Dr Jonah, who was the key speaker at the 2023 Annual General Meeting (AGM) of Pharmaceutical Society of Ghana (PSGH), said the silence of Ghanaians and professional bodies, could not be an option in this critical stage of the country’s life.
The AGM was under the theme: “Pharmacist for National Development.”
Dr Jonah said silence was not the option thus, the need to wake up and be counted among “the voices of the voiceless.”
He said professionals like PSGH were key to national development and could make a tremendous difference in society.
He said another was the infiltration and dumping of sub-standard medicine across Africa’s sub-region where out of 100 drugs imported, about 18. 7 per cent were fake, killing about a million people, annually and a subject which must engender national discussion for change.
“He asked “Who imports and sell these drugs? Hundreds of thousands of children die in the administration of counterfeit medicines. Are we sacrificing these children for money or covering up these murderers. Where are your outrages. Where are the courageous pharmacists among you? You need to stand up and speak. Silence is not an option.”

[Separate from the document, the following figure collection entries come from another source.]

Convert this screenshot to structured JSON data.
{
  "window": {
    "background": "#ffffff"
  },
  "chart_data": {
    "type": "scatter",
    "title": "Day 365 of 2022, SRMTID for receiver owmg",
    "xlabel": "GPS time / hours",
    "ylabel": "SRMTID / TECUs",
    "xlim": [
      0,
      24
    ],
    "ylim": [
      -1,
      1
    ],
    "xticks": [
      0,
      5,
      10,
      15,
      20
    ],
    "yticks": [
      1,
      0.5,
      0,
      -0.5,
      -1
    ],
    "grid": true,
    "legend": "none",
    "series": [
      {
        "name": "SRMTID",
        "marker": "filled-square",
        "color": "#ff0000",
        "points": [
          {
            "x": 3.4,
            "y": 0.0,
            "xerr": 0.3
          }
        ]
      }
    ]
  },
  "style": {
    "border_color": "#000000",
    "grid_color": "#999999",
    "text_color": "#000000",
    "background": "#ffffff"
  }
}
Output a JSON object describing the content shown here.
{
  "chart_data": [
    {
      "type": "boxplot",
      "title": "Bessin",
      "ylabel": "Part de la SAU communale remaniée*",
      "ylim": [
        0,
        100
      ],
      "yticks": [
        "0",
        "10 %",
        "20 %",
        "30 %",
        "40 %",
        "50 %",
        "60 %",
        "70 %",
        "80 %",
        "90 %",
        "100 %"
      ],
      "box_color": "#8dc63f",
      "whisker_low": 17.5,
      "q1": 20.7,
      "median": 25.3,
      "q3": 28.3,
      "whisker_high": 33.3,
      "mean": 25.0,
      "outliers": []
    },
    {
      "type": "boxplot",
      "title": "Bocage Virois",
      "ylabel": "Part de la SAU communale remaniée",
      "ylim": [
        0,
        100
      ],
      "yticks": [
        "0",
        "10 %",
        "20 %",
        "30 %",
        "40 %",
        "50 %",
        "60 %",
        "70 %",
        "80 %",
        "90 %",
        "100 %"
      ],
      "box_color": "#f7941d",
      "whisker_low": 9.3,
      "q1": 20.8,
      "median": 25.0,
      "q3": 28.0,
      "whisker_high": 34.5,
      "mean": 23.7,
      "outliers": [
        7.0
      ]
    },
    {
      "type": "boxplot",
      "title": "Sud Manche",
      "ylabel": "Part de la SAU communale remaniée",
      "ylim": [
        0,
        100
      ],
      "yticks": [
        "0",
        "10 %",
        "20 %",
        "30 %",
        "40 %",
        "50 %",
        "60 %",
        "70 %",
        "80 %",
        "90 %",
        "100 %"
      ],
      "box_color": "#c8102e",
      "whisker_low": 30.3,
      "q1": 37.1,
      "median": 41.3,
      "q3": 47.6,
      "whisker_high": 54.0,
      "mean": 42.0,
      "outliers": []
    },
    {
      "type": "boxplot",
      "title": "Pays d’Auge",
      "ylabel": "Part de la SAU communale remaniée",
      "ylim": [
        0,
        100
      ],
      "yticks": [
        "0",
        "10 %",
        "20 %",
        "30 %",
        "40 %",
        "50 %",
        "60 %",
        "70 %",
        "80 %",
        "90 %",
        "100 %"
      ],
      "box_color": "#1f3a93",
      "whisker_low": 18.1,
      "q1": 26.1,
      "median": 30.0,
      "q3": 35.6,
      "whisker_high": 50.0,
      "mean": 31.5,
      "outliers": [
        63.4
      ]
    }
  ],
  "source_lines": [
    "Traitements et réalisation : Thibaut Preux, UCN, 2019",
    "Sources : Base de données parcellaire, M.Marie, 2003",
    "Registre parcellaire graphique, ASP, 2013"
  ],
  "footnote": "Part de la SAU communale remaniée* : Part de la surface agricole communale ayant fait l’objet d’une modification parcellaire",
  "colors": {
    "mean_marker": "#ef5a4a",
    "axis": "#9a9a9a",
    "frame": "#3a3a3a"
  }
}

Dr Jonah argued that key institutions for check and balance had been compromised, leaving the youth with no hope, so “We must do all we can to eliminate corruption and prevent it from becoming the norm” calling on leadership to show the way.
He said the PSGH must be heard on national issues like corruption because the canker deterred investment, made life unbearable, reduced economic growth and the development of the society.
“Be active citizens and speak out. You are powerful professional and need to recognise that you have the power, speak with your professional voices for the sake of our children and grandchildren and save this country and the future. In these troubling times, silence is not an option,” he added.
Dr Jonah described the degradation of forest cover, pollution and poisoning of water bodies like River Pra, caused by illegal mining as “not proper” and example of the erosion of values and self-respect.
He noted that despite the plunder and pollution of Ghana’s valuable resources, the perpetrators “got away with” …. The challenge was not about the laws, but, with enforcement.
“There is power in the truth, truth is eternal, learn to speak to power the truth is liberty, freedom and justice and right,” Dr Jonah said.
Dr Jonah, stressed the need for Ghana’s pharmaceutical industry to apply cutting edge tools, including research, innovations and good laboratory practices, working with actors like Food and Drugs Authority (FDA) and scientific community, to develop all active pharmaceutical ingredients to reduce imports and cure substandard drugs.
These efforts, he noted, could be in the form of joint venture with local partners or investors and governments backed by World Health Organisation (WHO) certifications and liberalization regimes to meet local demands.